Opinión
Estado de excepción nacionalista
El estado de excepción, heredero de la «iustitium» contemplada por el derecho romano, emerge en la moderna regulación fundamental de los Estados ya en la Constitución del 22 de Firmario del año VIII, tras la Revolución Francesa, como una institución destinada a defender a la República de quienes quisieran destruirla. Se trata de suspender las leyes, de crear una situación anómica, vacía del derecho, a fin de poder restaurar, precisamente, la vigencia plena de las normas constitucionales. Ese mismo objetivo es el que inspira el artículo 116 de la vigente Constitución Española, aunque en nuestro caso la anomia está estrechamente limitada, pues no admite la suspensión del poder legislativo ni del principio de responsabilidad del Gobierno.
Sin embargo, no es ese estado de excepción el que ahora me interesa, sino aquel que se crea, por la vía de los hechos, cuando las leyes dejan de estar vigentes para una parte de los ciudadanos que, por su condición ideológica, ven menoscabados sus derechos. Tal ocurre, por ejemplo, cuando no se pueden expresar en su idioma materno, cuando la escuela discrimina a sus hijos, cuando son recriminados por disentir del poder, cuando les da miedo a expresar sus ideas políticas o cuando su libertad se ve trastocada por la ocupación ilegítima de las vías públicas. No se trata de una situación hipotética. Más bien ese es un retrato, incluso amable, pues no se alude en él a la violencia física y simbólica que lo acompaña, de la situación actual de Cataluña, donde en efecto se ha instaurado un estado de excepción nacionalista en el que la anomia se gestiona desde las instituciones regionales para excluir de la aplicación del derecho a quienes quieren ser, por encima de todo, españoles.

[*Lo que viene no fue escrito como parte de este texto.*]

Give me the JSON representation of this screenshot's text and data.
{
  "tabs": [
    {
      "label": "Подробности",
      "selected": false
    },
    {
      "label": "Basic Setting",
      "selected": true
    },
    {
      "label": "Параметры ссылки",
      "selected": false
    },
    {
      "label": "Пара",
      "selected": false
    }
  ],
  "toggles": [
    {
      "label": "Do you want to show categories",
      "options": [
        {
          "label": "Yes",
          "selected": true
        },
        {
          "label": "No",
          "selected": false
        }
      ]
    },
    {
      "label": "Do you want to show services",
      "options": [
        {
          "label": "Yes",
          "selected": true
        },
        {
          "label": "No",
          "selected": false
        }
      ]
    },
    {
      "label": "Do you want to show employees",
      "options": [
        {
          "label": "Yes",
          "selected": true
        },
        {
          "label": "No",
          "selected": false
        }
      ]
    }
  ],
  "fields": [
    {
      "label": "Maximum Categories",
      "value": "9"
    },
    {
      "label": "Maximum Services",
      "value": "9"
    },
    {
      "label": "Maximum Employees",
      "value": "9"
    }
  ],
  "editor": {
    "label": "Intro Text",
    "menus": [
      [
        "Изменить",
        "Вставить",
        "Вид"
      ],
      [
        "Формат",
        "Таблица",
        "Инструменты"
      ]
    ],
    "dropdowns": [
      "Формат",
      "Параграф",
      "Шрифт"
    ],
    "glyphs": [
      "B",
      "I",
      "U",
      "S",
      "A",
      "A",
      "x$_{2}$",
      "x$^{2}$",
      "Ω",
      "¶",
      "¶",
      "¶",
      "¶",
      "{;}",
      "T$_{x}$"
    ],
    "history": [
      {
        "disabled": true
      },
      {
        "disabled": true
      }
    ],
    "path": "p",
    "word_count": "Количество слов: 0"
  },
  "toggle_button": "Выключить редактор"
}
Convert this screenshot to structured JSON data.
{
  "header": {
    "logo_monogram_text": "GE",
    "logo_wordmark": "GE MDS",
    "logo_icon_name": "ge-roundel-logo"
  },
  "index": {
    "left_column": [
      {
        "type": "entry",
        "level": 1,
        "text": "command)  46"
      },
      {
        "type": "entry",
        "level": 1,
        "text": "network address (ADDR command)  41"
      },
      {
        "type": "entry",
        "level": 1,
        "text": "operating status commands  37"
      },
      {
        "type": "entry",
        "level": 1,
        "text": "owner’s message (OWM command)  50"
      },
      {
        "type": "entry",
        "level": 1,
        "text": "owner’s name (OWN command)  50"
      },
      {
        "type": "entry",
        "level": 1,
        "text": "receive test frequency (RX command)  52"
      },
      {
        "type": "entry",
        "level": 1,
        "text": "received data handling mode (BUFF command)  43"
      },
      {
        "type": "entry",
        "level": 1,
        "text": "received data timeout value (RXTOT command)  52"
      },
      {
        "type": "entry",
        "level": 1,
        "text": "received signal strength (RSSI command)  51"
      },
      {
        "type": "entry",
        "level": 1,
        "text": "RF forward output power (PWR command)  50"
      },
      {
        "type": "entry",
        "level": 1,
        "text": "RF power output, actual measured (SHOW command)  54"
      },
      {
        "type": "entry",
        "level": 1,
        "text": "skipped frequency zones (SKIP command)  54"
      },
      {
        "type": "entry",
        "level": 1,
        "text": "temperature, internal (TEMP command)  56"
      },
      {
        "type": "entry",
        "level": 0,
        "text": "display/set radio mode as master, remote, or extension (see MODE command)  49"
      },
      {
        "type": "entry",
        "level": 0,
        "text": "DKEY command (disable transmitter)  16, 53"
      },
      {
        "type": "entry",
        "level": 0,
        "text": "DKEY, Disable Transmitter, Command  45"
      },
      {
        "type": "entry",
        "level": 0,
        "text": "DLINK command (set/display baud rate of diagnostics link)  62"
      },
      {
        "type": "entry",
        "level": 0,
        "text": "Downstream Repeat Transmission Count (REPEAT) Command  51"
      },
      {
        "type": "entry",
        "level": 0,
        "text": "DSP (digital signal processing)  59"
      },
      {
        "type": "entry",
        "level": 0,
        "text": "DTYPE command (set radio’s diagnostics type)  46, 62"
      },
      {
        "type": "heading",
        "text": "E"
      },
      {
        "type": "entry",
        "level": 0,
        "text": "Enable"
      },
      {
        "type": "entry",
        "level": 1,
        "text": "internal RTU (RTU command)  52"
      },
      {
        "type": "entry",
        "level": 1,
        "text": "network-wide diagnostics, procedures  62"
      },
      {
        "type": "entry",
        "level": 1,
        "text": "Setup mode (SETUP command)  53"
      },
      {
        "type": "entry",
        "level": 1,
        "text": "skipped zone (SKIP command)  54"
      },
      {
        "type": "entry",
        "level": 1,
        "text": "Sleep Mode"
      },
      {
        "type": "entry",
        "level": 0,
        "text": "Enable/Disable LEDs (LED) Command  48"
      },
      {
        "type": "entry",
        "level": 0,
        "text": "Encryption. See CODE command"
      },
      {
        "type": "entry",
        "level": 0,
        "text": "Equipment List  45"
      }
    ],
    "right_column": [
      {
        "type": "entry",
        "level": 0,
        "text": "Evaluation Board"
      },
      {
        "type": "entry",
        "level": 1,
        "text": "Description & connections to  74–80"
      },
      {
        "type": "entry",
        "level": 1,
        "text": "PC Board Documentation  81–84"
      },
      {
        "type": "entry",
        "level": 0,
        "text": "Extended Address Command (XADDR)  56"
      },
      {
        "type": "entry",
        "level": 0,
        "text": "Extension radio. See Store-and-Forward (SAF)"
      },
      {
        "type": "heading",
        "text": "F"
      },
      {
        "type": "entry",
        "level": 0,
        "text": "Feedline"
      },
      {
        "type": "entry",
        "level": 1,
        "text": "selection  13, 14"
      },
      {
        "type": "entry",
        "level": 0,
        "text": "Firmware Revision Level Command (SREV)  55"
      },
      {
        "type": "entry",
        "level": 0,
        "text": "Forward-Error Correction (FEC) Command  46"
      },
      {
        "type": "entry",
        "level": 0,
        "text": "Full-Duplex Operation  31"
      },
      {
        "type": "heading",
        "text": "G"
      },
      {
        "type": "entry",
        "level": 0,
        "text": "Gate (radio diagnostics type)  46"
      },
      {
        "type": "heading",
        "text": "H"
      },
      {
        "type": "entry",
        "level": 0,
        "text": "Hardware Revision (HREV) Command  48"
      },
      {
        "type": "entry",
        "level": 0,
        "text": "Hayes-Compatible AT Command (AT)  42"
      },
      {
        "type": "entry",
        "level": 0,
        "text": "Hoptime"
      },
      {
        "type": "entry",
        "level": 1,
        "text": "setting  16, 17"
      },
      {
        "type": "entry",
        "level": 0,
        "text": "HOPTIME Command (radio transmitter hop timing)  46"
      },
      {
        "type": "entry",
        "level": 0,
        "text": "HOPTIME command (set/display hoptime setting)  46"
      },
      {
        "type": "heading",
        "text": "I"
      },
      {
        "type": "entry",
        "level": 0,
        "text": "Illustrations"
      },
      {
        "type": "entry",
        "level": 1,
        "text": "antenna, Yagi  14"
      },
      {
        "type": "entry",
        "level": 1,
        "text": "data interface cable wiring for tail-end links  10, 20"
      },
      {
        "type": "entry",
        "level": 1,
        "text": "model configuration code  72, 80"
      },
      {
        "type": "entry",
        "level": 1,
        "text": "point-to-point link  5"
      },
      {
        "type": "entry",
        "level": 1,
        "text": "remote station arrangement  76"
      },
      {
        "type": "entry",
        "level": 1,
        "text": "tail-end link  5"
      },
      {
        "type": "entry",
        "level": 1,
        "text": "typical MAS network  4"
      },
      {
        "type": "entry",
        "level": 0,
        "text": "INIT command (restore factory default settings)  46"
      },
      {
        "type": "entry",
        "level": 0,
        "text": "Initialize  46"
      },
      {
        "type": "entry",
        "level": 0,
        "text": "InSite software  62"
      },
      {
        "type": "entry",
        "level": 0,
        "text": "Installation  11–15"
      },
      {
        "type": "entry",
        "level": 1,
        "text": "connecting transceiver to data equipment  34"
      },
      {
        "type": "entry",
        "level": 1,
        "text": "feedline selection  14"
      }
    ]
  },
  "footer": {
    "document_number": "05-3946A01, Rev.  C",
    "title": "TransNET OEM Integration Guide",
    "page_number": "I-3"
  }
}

El escritor libanés Amin Maalouf ha señalado en su última obra que «cuando deja de ser posible ejercer las prerrogativas de ciudadano sin remitirse a la pertenencia ideológica, es que la nación entera se ha internado por la vía de la barbarie». Ante ésta nos encontramos, efectivamente, en una Cataluña que, después del «procés», ha dado rienda suelta a los peores instintos de quienes, sabiéndose dominantes, han decidido acelerar su ruptura con España. El problema no es, como ha reiterado el ministro del Interior, una mera cuestión de orden público, sino que se trata de un asunto político en el que se juega la unidad del país. Nuestra Constitución no establece, como la alemana, para los ciudadanos, un derecho de resistencia contra quienes tratan de abolir el orden democrático. Por eso ha de ser el Gobierno quien lo haga con los instrumentos ordinarios o excepcionales que en ella se regulan.